I’ve always been fascinated by archeology. Exploring the ruins of ancient civilizations and cultures is a window to the past that can tell us a lot about humanity. However, sometimes those ruins don’t have to be so ancient. Urban exploration – or haikyo (廃墟) in Japanese – is the interesting hobby of exploring and photographing abandoned structures. Through my time in Japan, I’ve came across a lot of these places and they always intrigued me.
About ten years ago, while living in Hokkaido, I made a trip to one such abandoned place: Gluck Kingdom. It was my first and last haikyo adventure. Essentially a German theme park, it was quickly abandoned after failing to sustain a steady rate of visitors. When I first moved to Hokkaido I was curious as to what the out of place European styled buildings were that one could clearly see from an airplane coming into the city of Obihiro.

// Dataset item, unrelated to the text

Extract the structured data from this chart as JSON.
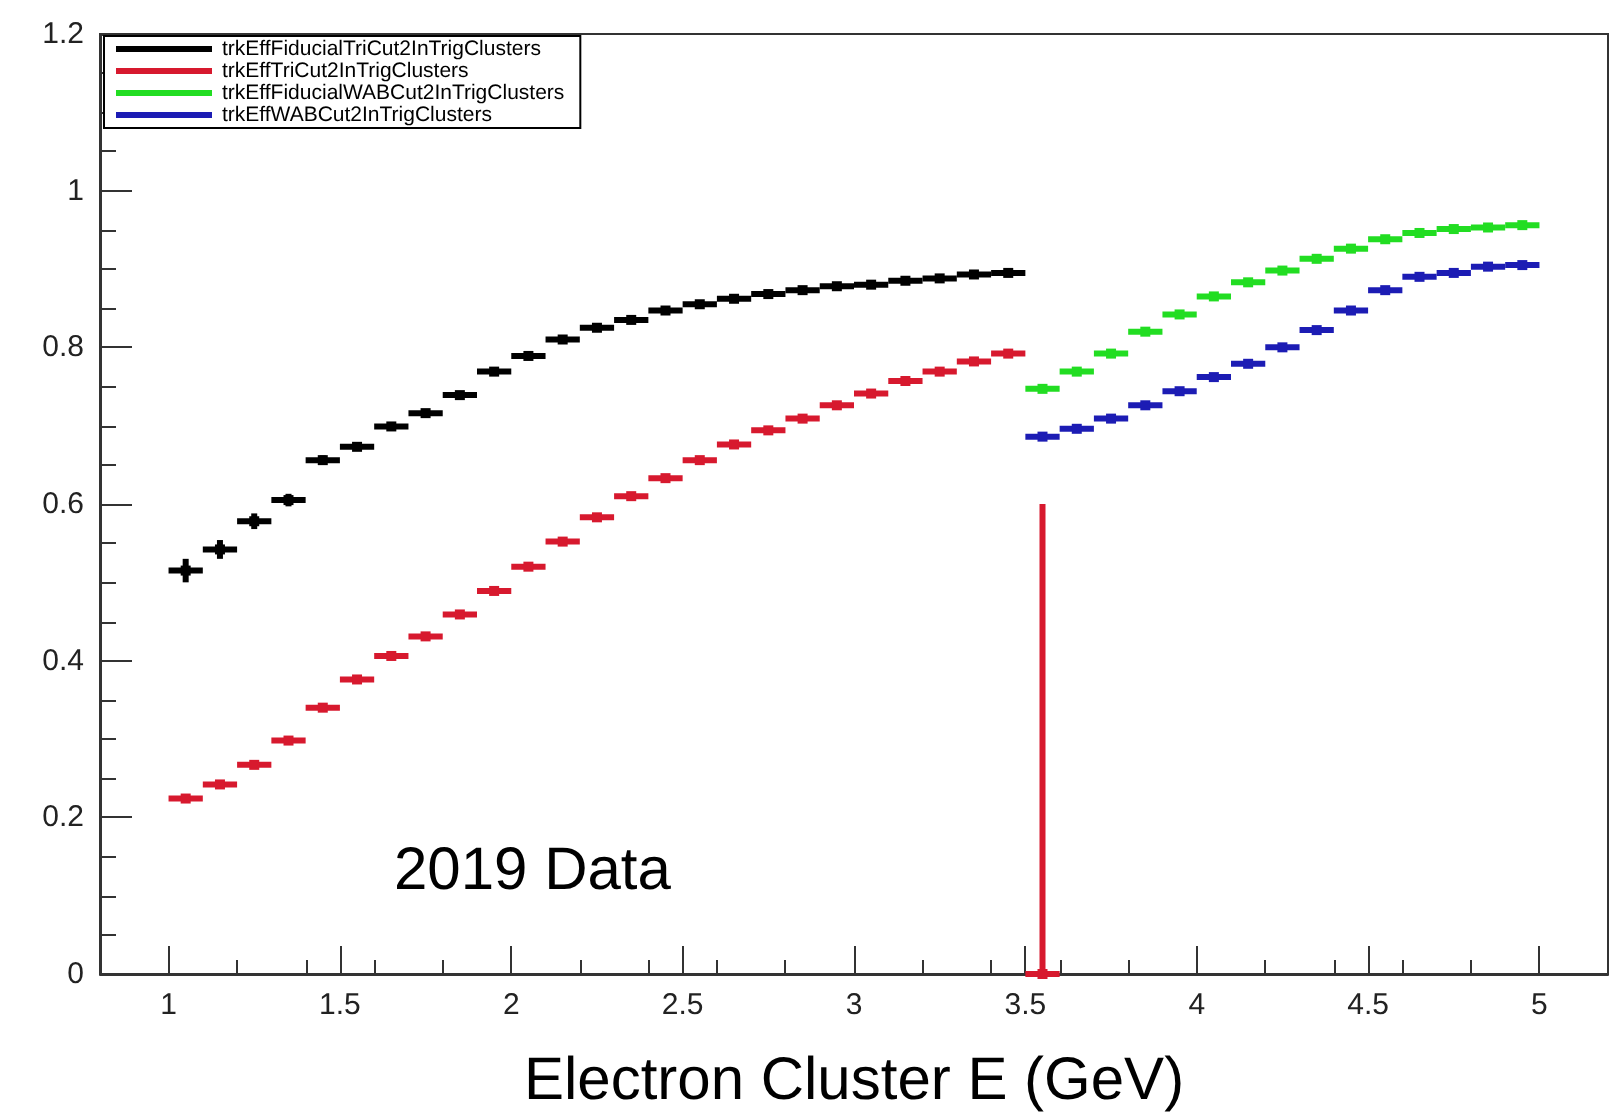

The complex was clearly well constructed when I visited, and the main hotel had all the amenities one would expect in a luxury establishment in Japan. I found it sad to learn from a friend that the oldest building in Hokkaido was actually a log cabin that was taken from Germany, piece by piece, and reassembled at Gluck Kingdom, only to be left rotting and unattended after the park closed.
Recently I came across an entry on the Haikyo website about Gluck Kingdom, and following a request I thought I would post some photos my group took that showed the park in better, yet still abandoned, days.